Zwei Weltstars, zwölf Weine und die Spitzen der österreichischen Gastronomie: Im Palais Coburg in Wien geht die exklusivste Verkostung des Jahres über die Bühne. Zu Gast die französischen Ausnahmewinzer Benoît und Arnaud Ente.

Es war eine der exklusivsten Weinverkostungen Österreichs, zu der der Grazer Weinhändler und Weinimporteur Philipp Schäffer am Freitag in das Palais Coburg in Wien lud. Gerade einmal 20 ausgewählte Spitzenköche und Sommeliers konnten dabei sein, um zwei der weltweit besten Winzer persönlich kennenzulernen: die Superstars aus der Burgund, Benoît und Arnaud Ente. Ihre Weine zählen international derzeit zu den begehrtesten, ihre Verkostungen sind so selten wie ihre persönlichen Auftritte, das Tasting am Freitag in Wien war sogar eine Österreich Premiere.

Verkostet wurden die insgesamt zwölf Weine von den kritischsten Gaumen des Landes: den Spitzen der heimischen Gastronomie wie unter anderem von den beiden 4-Hauben-Köchen Konstantin Filippou und Silvio Nickol (Palais Coburg), der Steirereck-Gastgeberin Birgit Reitbauer, den „Sommeliers des Jahres“ René Antrag (Steirereck im Stadtpark) und Steve Breitze (MAST Weinbistro) sowie von den Coburg-Sommeliers Wolfgang Kneidinger und Thomas Juranitsch.

„Diese Verkostung ist deshalb so besonders, weil die Weine der Ente-Brüder am internationalen Weinmarkt eigentlich nicht erhältlich sind“, erklärte der Gastgeber des exklusiven Tastings, Philipp Schäffer. Der 32-Jährige betreibt in Graz mit „Schæffer’s Selektion feiner Weine“ eine gerade einmal 60 Quadratmeter kleine Weinboutique – als Weinhändler und Weinimporteur zählt Schäffer im deutschsprachigen Raum inzwischen aber zu den Größen. „Nicht die Menge macht unseren Erfolg aus, sondern die Qualität des Angebots“, sagt Schäffer.

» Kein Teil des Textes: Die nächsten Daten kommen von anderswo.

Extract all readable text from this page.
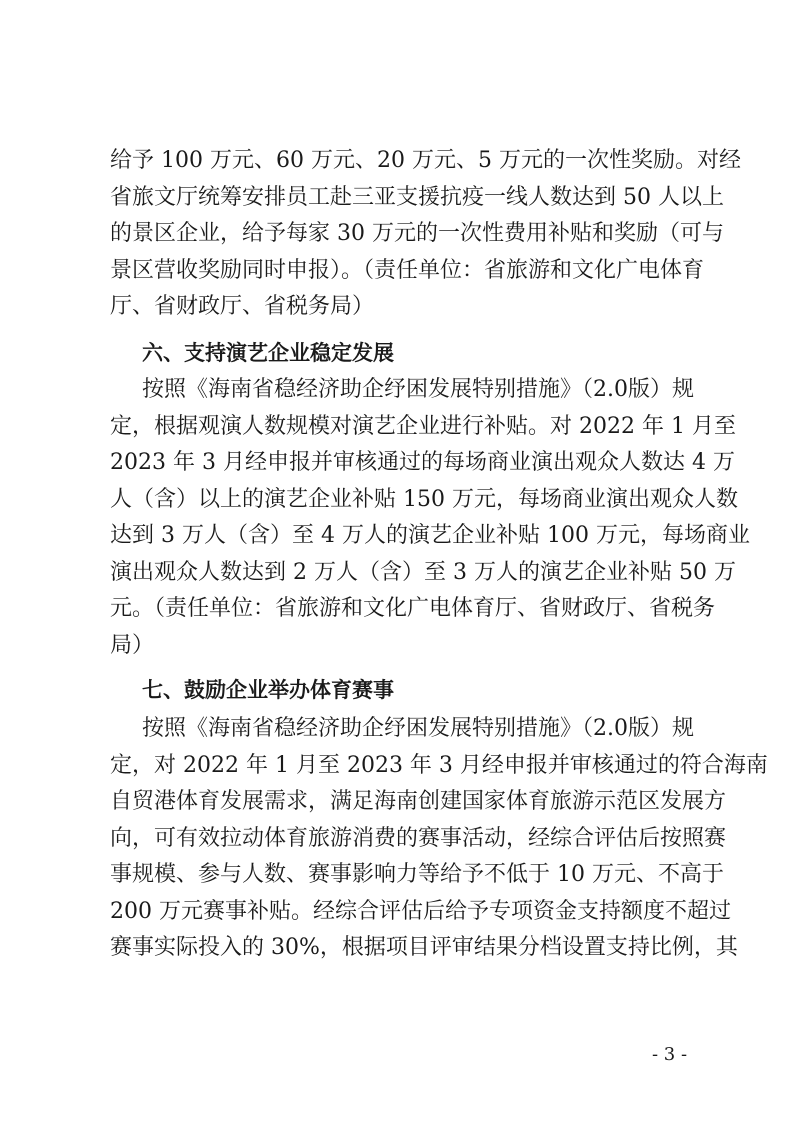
给予 100 万元、60 万元、20 万元、5 万元的一次性奖励。对经
省旅文厅统筹安排员工赴三亚支援抗疫一线人数达到 50 人以上
的景区企业，给予每家 30 万元的一次性费用补贴和奖励（可与
景区营收奖励同时申报）。（责任单位：省旅游和文化广电体育
厅、省财政厅、省税务局）
六、支持演艺企业稳定发展
按照《海南省稳经济助企纾困发展特别措施》（2.0版）规
定，根据观演人数规模对演艺企业进行补贴。对 2022 年 1 月至
2023 年 3 月经申报并审核通过的每场商业演出观众人数达 4 万
人（含）以上的演艺企业补贴 150 万元，每场商业演出观众人数
达到 3 万人（含）至 4 万人的演艺企业补贴 100 万元，每场商业
演出观众人数达到 2 万人（含）至 3 万人的演艺企业补贴 50 万
元。（责任单位：省旅游和文化广电体育厅、省财政厅、省税务
局）
七、鼓励企业举办体育赛事
按照《海南省稳经济助企纾困发展特别措施》（2.0版）规
定，对 2022 年 1 月至 2023 年 3 月经申报并审核通过的符合海南
自贸港体育发展需求，满足海南创建国家体育旅游示范区发展方
向，可有效拉动体育旅游消费的赛事活动，经综合评估后按照赛
事规模、参与人数、赛事影响力等给予不低于 10 万元、不高于
200 万元赛事补贴。经综合评估后给予专项资金支持额度不超过
赛事实际投入的 30%，根据项目评审结果分档设置支持比例，其
- 3 -
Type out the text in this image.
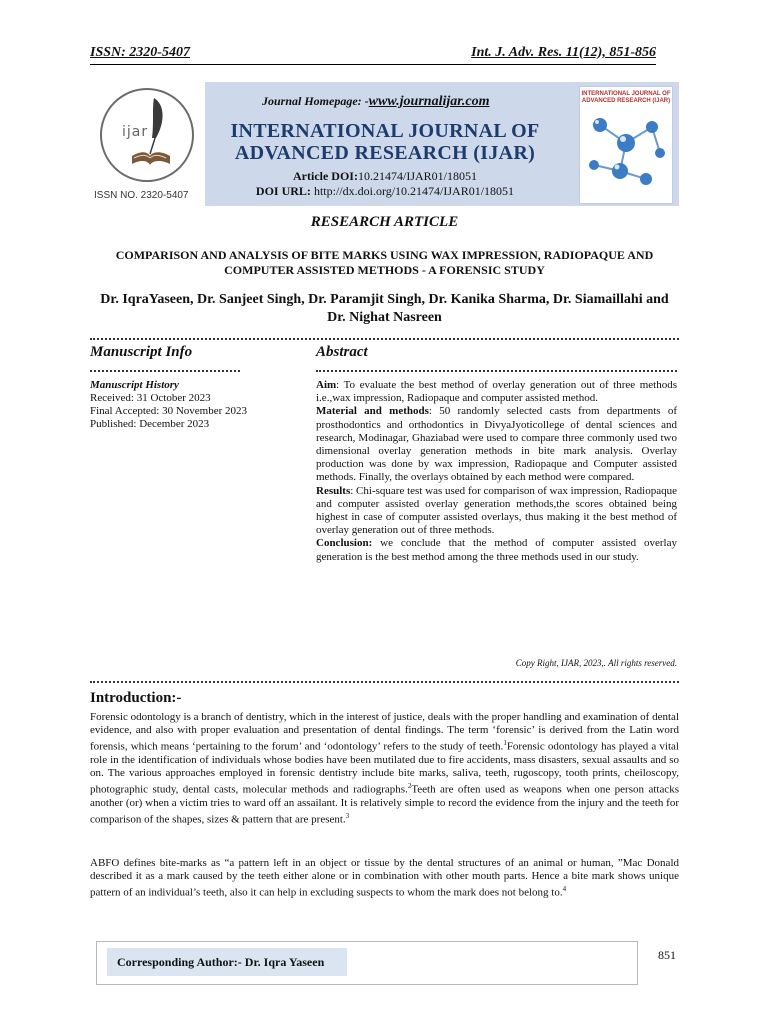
ISSN: 2320-5407	Int. J. Adv. Res. 11(12), 851-856
ijar
ISSN NO. 2320-5407
Journal Homepage: -www.journalijar.com
INTERNATIONAL JOURNAL OF
ADVANCED RESEARCH (IJAR)
Article DOI:10.21474/IJAR01/18051
DOI URL: http://dx.doi.org/10.21474/IJAR01/18051
INTERNATIONAL JOURNAL OF ADVANCED RESEARCH (IJAR)
RESEARCH ARTICLE
COMPARISON AND ANALYSIS OF BITE MARKS USING WAX IMPRESSION, RADIOPAQUE AND COMPUTER ASSISTED METHODS - A FORENSIC STUDY
Dr. IqraYaseen, Dr. Sanjeet Singh, Dr. Paramjit Singh, Dr. Kanika Sharma, Dr. Siamaillahi and
Dr. Nighat Nasreen
Manuscript Info
Manuscript History
Received: 31 October 2023
Final Accepted: 30 November 2023
Published: December 2023
Abstract

Aim: To evaluate the best method of overlay generation out of three methods i.e.,wax impression, Radiopaque and computer assisted method.

Material and methods: 50 randomly selected casts from departments of prosthodontics and orthodontics in DivyaJyoticollege of dental sciences and research, Modinagar, Ghaziabad were used to compare three commonly used two dimensional overlay generation methods in bite mark analysis. Overlay production was done by wax impression, Radiopaque and Computer assisted methods. Finally, the overlays obtained by each method were compared.

Results: Chi-square test was used for comparison of wax impression, Radiopaque and computer assisted overlay generation methods,the scores obtained being highest in case of computer assisted overlays, thus making it the best method of overlay generation out of three methods.

Conclusion: we conclude that the method of computer assisted overlay generation is the best method among the three methods used in our study.

Copy Right, IJAR, 2023,. All rights reserved.
Introduction:-

Forensic odontology is a branch of dentistry, which in the interest of justice, deals with the proper handling and examination of dental evidence, and also with proper evaluation and presentation of dental findings. The term ‘forensic’ is derived from the Latin word forensis, which means ‘pertaining to the forum’ and ‘odontology’ refers to the study of teeth.$^1$Forensic odontology has played a vital role in the identification of individuals whose bodies have been mutilated due to fire accidents, mass disasters, sexual assaults and so on. The various approaches employed in forensic dentistry include bite marks, saliva, teeth, rugoscopy, tooth prints, cheiloscopy, photographic study, dental casts, molecular methods and radiographs.$^2$Teeth are often used as weapons when one person attacks another (or) when a victim tries to ward off an assailant. It is relatively simple to record the evidence from the injury and the teeth for comparison of the shapes, sizes & pattern that are present.$^3$

ABFO defines bite-marks as “a pattern left in an object or tissue by the dental structures of an animal or human, ”Mac Donald described it as a mark caused by the teeth either alone or in combination with other mouth parts. Hence a bite mark shows unique pattern of an individual’s teeth, also it can help in excluding suspects to whom the mark does not belong to.$^4$

Corresponding Author:- Dr. Iqra Yaseen	851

Und langjährige persönliche Beziehungen zu Weinbauern – wie die zu Benoît und Arnaud Ente. „Die wichtigste Währung in der Weinbranche heißt Wertschätzung. Wir sind viele Wochen im Jahr unterwegs – von den Top-Regionen wie der Champagne oder Burgund bis in die hinter­sten Winkeln der Weinwelt – es geht darum, die Weinbauern persönlich kennen zu lernen und ihre Arbeit zu verstehen“, so Schäffer, der bei den Spitzenwinzern während der Lese auch immer wieder im Weingarten und im Keller mitarbeitet.

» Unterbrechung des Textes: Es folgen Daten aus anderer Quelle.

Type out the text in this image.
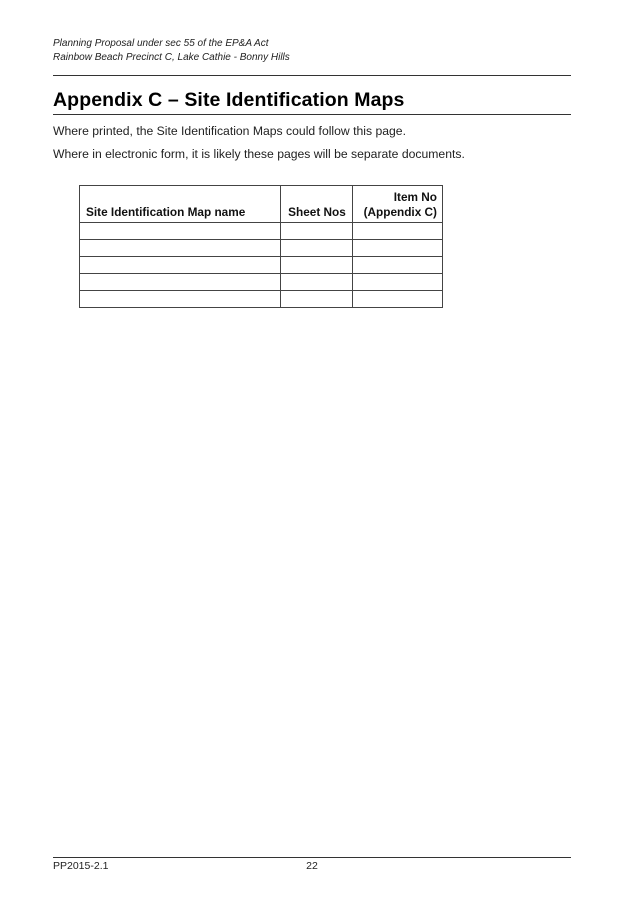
Planning Proposal under sec 55 of the EP&A Act
Rainbow Beach Precinct C, Lake Cathie - Bonny Hills
Appendix C – Site Identification Maps

Where printed, the Site Identification Maps could follow this page.

Where in electronic form, it is likely these pages will be separate documents.

Site Identification Map name	Sheet Nos	Item No
(Appendix C)

PP2015-2.1	22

Gerade einmal 7500 Flaschen Wein sind es zum Beispiel, die Arnaud Ente, der ältere Bruder, aus seinen 4 Hektar in Meursault erwirtschaften kann. 7500 Flaschen, um deren Besitz die internationale Weinwelt wetteifert. „Diese Weine zu verkaufen, ist nie das Problem. Sie jedoch an den richtigen Plätzen zu positionieren, um ihren Genuss jenen Menschen zu ermöglichen, die eine ebenso große Wertschätzung für die herausragende Arbeit der Winzer haben – das ist die Herausforderung und auch der Auftrag, den uns Weinbauern wie Benoît und Arnaud Ente mitgeben“, sagt Schäffer, der den Erfolg der Ente-Brüder als alles andere als ein reines Zusammenspiel von perfekter Lage, alten Reben und herausragendem Handwerk sieht.

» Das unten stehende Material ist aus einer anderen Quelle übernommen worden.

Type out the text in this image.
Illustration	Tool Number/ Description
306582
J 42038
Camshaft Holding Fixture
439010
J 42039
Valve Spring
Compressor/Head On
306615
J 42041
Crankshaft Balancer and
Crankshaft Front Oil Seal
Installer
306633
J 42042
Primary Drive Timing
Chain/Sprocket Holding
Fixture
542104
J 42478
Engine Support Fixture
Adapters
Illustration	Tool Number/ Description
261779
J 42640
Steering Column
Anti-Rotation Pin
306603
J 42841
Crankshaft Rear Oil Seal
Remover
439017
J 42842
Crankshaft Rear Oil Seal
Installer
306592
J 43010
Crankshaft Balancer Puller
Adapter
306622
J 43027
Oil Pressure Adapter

Vor gut 15 Jahren hat etwa Benoît Ente seine Weine einem radikalen Stilwechsel unterworfen und mit diesem visionären Verständnis damit jenen Geschmack getroffen, der die Weinwelt gerade von Grund auf ändert. „Lange habe ich mich darauf konzentriert, üppige und kraftvolle Weine herzustellen. 2003 war dann der Jahrgang, der zu reif war. Das hat mich dazu bewegt meinen Stil zu ändern, wobei der Schwerpunkt vor allem auf einem höheren Säuregehalt liegt“, sagt Benoît Ente. Parallelen zu diesem „neuen“ Stil, bei dem neben der Säure auch Eleganz, Straffheit und wenig Alkohol im Fokus stehen, sieht Schäffer weltweit und vor allem auch in Österreich: „Die Weinwelt ist im Wandel, das lehren uns die Konsumenten. Die Zeit der schweren Weine mit viel Holz neigt sich dem Ende zu. Immer stärker nachgefragt sind klare und präzise Weine – und vor allem Weine, die einem grundehrlichen Handwerk zugrunde liegen.“

Eine neue Richtung, der laut Schäffer auch in Österreich immer mehr Winzer folgen. „Wir sehen das an der Umstellung vieler Winzer hin zu biologischem und vor allem auch biodynamischem Anbau.“ Und dann gibt es natürlich auch jene, die schon vor Jahren oder sogar Jahrzehnten ihre Vision von Wein umsetzten. Nicht zuletzt die „Schmecke das Leben“-Winzer aus der Steiermark Sepp Muster, Andreas Tscheppe, Ewald Tscheppe (Werlitsch), Franz Strohmeier und Roland Tauss sowie natürlich auch Nikolaihof-Winzer Nikolaus Saahs, dessen „Riesling Vinothek 1995“ nach 17 Jahren im Fass erst 2012 in die Flaschen gefüllt wurde und von Parker mit der Höchstwertung von 100 Punkten ausgezeichnet wurde. Kein Weißwein in Österreich hat davor oder danach diesen Top-Wert erreicht.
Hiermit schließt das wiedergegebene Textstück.